Er selbst sei in Dresden nie angefeindet worden, was jedoch auch daran lag, dass er auf der Straße keine Kippa trage. „Ich will mich nicht in Gefahr begeben und nicht so offen meine Religion zeigen.“ Das habe er schon in der Kindheit gelernt. Mit Dresden habe das nichts zu tun. „Die Stadt ist eine neue Heimat für mich geworden. Ich habe mich hier sehr wohlgefühlt.“ Vor zwei Jahre heiratete er hier seine Frau, wenige Monate später kam ihr gemeinsamer Sohn zur Welt. „Diese Erlebnisse werden mich immer mit Dresden verbinden.“

Traditionen brauchen Zeit

Nachama hinterlässt eine lebendige Gemeinde mit 720 Mitgliedern.
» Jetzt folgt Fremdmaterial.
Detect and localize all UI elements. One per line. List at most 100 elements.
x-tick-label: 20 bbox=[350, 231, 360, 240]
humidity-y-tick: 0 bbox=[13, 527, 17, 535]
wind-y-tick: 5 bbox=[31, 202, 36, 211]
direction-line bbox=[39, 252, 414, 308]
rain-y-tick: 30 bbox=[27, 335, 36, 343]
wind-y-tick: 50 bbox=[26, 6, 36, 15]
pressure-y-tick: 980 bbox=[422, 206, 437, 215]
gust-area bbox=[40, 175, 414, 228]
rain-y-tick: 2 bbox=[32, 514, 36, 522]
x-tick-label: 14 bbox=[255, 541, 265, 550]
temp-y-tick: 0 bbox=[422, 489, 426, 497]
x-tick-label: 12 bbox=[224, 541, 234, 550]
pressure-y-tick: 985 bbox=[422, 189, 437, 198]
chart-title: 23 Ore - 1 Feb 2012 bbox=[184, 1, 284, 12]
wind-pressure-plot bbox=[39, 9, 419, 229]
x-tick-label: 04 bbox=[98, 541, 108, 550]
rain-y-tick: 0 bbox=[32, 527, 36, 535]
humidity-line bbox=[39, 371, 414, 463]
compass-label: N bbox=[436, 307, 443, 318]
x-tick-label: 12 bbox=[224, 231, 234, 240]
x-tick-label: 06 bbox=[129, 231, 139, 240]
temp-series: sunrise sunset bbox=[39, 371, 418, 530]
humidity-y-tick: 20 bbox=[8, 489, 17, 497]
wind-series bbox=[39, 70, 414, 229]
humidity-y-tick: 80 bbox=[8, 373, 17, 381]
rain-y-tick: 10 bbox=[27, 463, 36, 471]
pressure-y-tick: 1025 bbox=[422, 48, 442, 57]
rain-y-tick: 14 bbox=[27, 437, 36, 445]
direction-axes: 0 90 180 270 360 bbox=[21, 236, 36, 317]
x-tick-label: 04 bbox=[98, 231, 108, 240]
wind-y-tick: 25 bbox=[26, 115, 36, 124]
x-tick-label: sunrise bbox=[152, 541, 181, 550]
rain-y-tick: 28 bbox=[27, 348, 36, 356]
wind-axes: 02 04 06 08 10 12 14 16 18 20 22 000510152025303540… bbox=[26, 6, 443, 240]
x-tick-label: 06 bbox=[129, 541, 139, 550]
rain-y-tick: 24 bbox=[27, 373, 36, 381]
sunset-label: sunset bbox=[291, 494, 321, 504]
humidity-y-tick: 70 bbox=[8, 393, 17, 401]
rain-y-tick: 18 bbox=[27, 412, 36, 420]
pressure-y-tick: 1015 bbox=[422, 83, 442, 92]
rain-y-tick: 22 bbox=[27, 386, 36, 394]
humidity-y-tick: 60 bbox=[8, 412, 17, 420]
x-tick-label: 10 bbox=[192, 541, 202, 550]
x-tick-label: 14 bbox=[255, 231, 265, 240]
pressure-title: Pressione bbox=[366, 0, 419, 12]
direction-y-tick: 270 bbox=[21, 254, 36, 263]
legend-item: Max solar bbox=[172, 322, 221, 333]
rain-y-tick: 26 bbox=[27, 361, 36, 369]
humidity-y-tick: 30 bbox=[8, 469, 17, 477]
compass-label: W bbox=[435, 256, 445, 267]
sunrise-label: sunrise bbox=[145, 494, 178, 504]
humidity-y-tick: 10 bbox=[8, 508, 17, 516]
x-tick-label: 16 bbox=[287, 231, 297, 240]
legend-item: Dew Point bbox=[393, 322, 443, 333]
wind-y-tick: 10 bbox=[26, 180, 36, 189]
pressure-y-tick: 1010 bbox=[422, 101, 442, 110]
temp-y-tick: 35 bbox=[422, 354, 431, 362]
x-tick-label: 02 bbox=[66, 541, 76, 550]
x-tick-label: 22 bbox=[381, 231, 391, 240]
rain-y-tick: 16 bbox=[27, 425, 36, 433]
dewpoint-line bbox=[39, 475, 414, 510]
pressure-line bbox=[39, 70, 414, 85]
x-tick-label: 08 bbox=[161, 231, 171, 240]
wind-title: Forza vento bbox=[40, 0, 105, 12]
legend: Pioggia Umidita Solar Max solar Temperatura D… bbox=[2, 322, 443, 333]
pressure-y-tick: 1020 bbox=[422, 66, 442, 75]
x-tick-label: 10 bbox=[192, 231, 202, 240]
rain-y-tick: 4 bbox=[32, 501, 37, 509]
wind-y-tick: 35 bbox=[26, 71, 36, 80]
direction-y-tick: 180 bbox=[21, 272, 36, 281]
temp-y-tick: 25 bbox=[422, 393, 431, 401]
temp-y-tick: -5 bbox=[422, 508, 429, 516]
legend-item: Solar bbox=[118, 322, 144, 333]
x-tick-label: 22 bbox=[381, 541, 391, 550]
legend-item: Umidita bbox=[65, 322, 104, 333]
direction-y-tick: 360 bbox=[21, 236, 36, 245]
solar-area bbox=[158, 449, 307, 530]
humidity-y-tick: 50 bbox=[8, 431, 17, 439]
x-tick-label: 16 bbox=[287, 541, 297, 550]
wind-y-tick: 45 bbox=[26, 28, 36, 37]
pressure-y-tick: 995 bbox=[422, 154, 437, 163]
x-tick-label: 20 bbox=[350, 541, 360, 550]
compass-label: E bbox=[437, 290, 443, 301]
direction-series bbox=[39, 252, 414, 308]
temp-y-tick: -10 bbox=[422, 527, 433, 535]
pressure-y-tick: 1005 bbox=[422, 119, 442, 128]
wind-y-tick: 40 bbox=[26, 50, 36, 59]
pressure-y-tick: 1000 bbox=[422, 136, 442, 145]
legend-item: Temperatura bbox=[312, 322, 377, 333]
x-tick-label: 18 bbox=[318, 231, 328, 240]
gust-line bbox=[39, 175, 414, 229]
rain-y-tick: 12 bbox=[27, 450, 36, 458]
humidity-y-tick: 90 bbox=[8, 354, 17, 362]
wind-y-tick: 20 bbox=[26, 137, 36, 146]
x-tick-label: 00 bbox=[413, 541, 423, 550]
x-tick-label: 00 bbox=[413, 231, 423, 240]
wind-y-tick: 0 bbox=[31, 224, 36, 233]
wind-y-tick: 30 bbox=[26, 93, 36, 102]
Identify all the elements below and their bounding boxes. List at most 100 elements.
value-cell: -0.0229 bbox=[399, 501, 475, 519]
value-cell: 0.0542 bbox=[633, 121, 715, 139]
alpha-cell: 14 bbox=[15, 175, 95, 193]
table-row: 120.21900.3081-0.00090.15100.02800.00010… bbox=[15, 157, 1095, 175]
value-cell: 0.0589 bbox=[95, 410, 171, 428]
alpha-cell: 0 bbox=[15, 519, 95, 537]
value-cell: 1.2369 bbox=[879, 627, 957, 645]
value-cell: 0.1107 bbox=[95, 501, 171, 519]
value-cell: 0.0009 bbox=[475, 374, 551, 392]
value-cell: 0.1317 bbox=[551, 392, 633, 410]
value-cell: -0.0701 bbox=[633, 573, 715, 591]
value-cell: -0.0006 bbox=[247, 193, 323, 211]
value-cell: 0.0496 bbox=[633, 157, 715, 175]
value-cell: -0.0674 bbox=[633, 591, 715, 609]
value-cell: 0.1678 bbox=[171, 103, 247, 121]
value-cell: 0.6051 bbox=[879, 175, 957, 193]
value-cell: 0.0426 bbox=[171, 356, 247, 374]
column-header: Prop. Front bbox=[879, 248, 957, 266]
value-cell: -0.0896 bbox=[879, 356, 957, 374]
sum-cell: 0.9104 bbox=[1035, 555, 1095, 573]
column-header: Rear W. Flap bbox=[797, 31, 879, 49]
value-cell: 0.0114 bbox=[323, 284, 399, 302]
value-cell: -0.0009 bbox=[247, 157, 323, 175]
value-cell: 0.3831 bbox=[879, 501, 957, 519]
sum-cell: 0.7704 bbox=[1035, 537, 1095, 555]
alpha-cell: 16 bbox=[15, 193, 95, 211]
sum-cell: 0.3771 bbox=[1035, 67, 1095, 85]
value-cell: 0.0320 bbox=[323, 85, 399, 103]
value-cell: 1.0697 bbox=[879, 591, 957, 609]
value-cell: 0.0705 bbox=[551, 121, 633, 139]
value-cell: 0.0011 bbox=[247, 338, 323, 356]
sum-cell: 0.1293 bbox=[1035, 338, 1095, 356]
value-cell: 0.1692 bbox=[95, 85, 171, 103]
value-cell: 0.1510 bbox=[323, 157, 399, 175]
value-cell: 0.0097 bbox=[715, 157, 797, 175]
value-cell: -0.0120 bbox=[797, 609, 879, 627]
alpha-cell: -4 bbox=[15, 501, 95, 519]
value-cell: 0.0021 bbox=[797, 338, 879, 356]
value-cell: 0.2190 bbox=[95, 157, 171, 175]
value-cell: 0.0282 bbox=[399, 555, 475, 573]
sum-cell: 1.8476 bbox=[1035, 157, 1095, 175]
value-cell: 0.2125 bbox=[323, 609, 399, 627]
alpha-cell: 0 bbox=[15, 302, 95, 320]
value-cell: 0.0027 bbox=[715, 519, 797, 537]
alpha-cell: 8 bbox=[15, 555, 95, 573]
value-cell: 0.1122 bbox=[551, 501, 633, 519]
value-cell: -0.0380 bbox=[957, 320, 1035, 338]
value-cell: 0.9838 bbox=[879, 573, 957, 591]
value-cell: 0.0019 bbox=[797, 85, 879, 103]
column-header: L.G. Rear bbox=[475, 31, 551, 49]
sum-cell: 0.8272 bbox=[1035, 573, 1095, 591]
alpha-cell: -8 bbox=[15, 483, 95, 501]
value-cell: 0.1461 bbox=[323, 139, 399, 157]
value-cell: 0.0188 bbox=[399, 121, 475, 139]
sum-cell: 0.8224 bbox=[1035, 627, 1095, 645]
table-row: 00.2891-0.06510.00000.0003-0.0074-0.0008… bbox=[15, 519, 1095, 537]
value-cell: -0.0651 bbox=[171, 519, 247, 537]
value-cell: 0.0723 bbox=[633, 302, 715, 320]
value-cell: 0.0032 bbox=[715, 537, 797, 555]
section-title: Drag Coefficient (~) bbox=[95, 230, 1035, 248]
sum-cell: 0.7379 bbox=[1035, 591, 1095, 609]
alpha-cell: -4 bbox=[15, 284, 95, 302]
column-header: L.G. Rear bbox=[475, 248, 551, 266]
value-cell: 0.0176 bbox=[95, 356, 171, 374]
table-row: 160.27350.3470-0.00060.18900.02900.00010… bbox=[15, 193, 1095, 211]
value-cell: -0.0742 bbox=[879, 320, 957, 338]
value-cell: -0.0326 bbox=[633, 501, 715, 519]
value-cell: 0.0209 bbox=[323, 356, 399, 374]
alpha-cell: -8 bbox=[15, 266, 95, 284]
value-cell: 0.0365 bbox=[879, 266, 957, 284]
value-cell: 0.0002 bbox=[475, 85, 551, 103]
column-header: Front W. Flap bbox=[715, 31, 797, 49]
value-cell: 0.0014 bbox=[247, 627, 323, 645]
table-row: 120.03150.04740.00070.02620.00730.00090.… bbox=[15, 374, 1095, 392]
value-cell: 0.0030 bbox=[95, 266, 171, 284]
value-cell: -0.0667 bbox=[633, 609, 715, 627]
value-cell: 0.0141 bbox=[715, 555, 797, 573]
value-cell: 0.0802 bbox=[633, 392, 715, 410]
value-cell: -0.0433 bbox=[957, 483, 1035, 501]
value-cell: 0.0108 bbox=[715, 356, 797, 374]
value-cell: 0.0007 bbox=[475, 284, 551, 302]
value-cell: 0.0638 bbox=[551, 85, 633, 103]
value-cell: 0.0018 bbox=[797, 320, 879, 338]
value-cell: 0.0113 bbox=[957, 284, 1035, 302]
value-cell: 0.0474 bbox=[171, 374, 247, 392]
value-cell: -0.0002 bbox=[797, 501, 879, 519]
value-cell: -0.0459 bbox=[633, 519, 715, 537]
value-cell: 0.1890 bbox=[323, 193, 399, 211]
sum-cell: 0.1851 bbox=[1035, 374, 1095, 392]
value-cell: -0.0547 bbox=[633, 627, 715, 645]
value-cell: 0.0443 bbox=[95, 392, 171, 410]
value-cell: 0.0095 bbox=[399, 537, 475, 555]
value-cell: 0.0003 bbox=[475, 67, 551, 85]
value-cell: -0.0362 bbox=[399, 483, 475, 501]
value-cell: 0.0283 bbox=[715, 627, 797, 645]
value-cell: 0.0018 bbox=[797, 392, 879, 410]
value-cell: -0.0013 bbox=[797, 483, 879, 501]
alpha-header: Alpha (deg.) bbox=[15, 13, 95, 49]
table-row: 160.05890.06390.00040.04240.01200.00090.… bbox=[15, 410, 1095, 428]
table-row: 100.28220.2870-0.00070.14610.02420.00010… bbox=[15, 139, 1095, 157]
Das sind genauso viele wie bei seinem Antritt. Die meisten von ihnen sind Zuwanderer aus den Staaten der ehemaligen Sowjetunion. Viele hätten in ihren Ländern lange ihre Tradition nicht frei ausleben können. Daher hätte es auch Zeit gebraucht, sich mit den Traditionen vertraut zu machen. Zum Beispiel dem Gottesdienst mit Morgengebet. Noch vor einigen Jahren gab es den in Dresden nur alle vier Wochen. Zuletzt waren es drei bis vier Gottesdienste im Monat.

Es sei nie sein Ansinnen gewesen, die Dresdner Gemeinde umzukrempeln. „Als Rabbiner bringt man ja auch keine Agenda mit wie ein Politiker“, sagt er. Stattdessen habe er auf Nachwuchsgewinnung und sanfte Veränderungen gesetzt, unter der Maxime: der Tradition verbunden und offen für die Moderne. Stets wollte er dabei anderen ein Beispiel sein. So fuhr er zum Sabbat beispielsweise nie mit dem Auto in die Synagoge. Eine Kleinigkeit vielleicht, aber eine mit Symbolkraft.